NS-Geschichte: Auf den Spuren eines Sprockhöveler Lehrers
Das Archiv erhielt den Nachlass des 1955 verstorbenen Nikolaus Schmitt. Das NSDAP-Mitglied unterrichtete an der Grundschule Nord.
Sprockhövel. Was steht dahinter, was für ein Mensch wird hier sichtbar? Bürgermeister Klaus Walterscheid weist auf die Papiere, die der Geschichtsforscher Ortwin Bickhove-Swiderski im Rathaus an die Stadtarchivarin Karin Hockamp übergab. Es sind Fotos und Dokumente, den Sprockhöveler Lehrer Nikolaus Schmitt (1893-1955) betreffend.
Seit 1933 Mitglied der NSDAP, im NS-Lehrerbund, Ortsamtswalter der NS Volkswohlfahrt und Reserve-Scharführer der SA. Und es sind Dokumente, die Nachkriegszeit und Entnazifizierung betreffen. Hockamp: „Die Dokumente zeigen am Beispiel eines Sprockhöveler Lehrers, wie ein mehr oder weniger engagierter Nationalsozialist den Übergang in die demokratisch verfasste Bundesrepublik bewältigte.“
Sogenannte Persilscheine zeigen, dass Schmitt jedenfalls recht flink auf die gewandelten Zeitläufe reagierte. Schmitt sei ein Lehrer, „der die Kinder im modernen Staatsgeist erzieht“, attestiert ihm 1948 der Schulrat des EN-Kreises. Und Pfarrer Heyng erwähnt in einem Schreiben aus demselben Jahr, dass der in der NS-Zeit aus der Kirche ausgetretene Schmitt gleich 1945 den Weg zurückgefunden habe.

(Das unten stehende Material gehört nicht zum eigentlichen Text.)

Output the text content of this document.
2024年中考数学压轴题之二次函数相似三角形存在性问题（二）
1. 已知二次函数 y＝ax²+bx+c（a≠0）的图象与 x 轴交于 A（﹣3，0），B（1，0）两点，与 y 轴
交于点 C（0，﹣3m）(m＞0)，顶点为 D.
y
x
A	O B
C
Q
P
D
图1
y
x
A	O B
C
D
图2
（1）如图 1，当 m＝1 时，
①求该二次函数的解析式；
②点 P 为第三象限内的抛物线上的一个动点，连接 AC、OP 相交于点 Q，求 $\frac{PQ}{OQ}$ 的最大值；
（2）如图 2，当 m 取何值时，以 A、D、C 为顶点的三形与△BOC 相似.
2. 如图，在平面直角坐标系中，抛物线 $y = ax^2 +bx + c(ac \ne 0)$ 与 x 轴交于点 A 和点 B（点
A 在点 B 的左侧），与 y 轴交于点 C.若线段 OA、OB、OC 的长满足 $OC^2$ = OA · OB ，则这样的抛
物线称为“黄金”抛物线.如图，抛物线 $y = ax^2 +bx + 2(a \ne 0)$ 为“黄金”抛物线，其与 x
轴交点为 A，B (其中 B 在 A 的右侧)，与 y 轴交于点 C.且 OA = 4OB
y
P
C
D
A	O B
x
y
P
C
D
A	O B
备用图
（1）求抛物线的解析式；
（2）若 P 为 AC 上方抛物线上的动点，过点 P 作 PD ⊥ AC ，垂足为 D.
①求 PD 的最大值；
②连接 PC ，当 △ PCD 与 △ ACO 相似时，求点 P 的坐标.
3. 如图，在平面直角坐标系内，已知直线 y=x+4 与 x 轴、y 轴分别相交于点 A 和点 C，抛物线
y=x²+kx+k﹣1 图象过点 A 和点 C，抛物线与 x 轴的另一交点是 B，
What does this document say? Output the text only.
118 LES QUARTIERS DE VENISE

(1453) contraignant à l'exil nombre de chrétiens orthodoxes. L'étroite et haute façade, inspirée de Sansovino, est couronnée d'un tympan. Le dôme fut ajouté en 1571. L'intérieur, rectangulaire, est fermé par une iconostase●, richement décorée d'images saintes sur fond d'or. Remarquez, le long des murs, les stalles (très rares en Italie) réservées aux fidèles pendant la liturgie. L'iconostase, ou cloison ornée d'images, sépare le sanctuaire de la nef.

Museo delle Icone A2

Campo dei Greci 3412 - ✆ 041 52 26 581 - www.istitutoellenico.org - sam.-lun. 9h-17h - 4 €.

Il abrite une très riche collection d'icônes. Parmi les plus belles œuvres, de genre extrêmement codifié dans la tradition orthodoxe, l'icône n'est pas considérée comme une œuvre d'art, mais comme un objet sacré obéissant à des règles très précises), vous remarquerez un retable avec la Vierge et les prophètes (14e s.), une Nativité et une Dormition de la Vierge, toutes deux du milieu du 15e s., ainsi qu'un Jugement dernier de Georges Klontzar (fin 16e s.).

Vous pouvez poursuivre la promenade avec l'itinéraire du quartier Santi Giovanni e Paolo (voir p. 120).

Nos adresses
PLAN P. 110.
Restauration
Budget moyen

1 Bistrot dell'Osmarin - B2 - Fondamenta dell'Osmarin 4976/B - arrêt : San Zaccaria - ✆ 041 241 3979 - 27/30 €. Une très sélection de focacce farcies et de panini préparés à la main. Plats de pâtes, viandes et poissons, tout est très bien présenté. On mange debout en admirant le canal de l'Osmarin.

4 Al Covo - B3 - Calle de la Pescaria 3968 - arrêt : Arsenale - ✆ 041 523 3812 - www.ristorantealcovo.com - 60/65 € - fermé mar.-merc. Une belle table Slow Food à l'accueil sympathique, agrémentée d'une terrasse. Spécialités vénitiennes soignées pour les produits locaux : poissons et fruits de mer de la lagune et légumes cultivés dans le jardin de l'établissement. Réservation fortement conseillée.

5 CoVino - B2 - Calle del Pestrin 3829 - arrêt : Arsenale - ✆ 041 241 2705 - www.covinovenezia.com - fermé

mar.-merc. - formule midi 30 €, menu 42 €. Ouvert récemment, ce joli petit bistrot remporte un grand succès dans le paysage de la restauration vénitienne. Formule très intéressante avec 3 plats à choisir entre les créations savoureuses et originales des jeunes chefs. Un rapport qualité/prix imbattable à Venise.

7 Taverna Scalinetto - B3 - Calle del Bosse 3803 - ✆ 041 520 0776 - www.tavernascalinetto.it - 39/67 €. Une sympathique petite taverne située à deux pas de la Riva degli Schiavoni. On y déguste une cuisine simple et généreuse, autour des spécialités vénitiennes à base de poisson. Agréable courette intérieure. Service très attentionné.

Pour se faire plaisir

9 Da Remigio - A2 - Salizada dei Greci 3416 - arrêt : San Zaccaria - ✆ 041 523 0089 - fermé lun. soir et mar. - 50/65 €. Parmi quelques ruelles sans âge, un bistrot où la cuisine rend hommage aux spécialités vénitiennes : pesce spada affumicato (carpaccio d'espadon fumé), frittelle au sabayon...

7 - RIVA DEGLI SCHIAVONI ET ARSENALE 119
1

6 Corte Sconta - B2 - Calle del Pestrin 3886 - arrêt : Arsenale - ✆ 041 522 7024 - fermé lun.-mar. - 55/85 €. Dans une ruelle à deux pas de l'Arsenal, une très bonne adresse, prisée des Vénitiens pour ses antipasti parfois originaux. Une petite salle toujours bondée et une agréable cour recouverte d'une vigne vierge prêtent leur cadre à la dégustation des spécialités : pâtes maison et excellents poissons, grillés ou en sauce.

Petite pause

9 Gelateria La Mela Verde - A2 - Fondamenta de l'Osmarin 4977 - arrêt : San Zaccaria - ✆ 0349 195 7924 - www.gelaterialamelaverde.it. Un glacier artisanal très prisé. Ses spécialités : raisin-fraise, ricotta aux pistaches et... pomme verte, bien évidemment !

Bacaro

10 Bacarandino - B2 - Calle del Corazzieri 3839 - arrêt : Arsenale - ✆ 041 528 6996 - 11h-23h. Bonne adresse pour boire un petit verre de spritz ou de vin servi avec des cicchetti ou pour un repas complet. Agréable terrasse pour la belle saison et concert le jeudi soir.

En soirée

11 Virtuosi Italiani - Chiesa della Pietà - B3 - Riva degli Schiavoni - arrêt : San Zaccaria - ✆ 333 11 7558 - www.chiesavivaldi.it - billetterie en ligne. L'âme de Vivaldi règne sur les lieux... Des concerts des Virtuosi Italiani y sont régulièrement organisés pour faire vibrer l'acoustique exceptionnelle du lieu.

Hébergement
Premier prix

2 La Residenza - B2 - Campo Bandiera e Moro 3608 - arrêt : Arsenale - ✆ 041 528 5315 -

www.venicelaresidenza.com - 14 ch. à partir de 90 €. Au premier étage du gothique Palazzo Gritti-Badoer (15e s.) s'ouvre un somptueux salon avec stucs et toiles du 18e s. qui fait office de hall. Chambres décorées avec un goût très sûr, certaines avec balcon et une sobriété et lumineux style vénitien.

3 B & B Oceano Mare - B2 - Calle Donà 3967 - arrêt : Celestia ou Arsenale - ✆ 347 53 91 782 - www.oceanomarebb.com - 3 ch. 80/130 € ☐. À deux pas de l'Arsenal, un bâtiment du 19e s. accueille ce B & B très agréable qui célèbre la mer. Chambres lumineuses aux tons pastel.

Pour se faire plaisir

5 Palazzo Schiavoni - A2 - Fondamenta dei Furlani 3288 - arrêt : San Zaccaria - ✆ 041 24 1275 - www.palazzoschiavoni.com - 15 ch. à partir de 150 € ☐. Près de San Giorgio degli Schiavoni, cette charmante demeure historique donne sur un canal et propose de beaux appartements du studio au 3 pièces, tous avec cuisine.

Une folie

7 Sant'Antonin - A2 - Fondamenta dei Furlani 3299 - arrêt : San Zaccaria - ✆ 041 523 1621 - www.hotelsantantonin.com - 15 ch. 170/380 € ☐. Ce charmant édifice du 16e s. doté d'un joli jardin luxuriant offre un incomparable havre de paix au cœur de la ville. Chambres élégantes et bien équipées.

Bevor Schmitt wieder an die Schule Nord zurück konnte, war der als „Mitläufer“ eingestufte mit Kartoffelkäfer-Suchen beschäftigt, als Hilfsarbeiter im Einsatz, als Magazinschreiber auf einer Zeche. 1947 war er stark unterernährt und nicht mehr arbeitsfähig.
„Täter? Opfer? Von allem ein bisschen wohl“, sagt Hockamp. Alltagsleben zeigen die Dokumente genauso Unterrichtsmaterialien Unterichtsmaterialien zur NS-Rassenkunde. Die Papiere stammen wohl aus einer Haushaltsauflösung. Ein Duisburger Altpapierhändler, der wusste, dass sich Bickhove-Swiderski, der Autor des Buches „Dülmen unter dem Hakenkreuz“ für solches Material interessiert, benachrichtigte ihn.
Und der dachte sofort an das Sprockhöveler Stadtarchiv, da er wegen des Buches schon mit Hockamp in Kontakt getreten war. Sie hat inzwischen recherchiert, dass Schmitt als letzter der suspendierten Lehrer wieder eingestellt worden war. Und hat einen ehemaligen Schüler gefunden, der angibt, als „Halbjude“ unter Schmitt gelitten zu haben.
Bickhove-Swiderski sieht in dem Material einen guten Ansatz nicht zuletzt für den Schulunterricht, sich diesem Kapitel deutscher Geschichte zu nähern.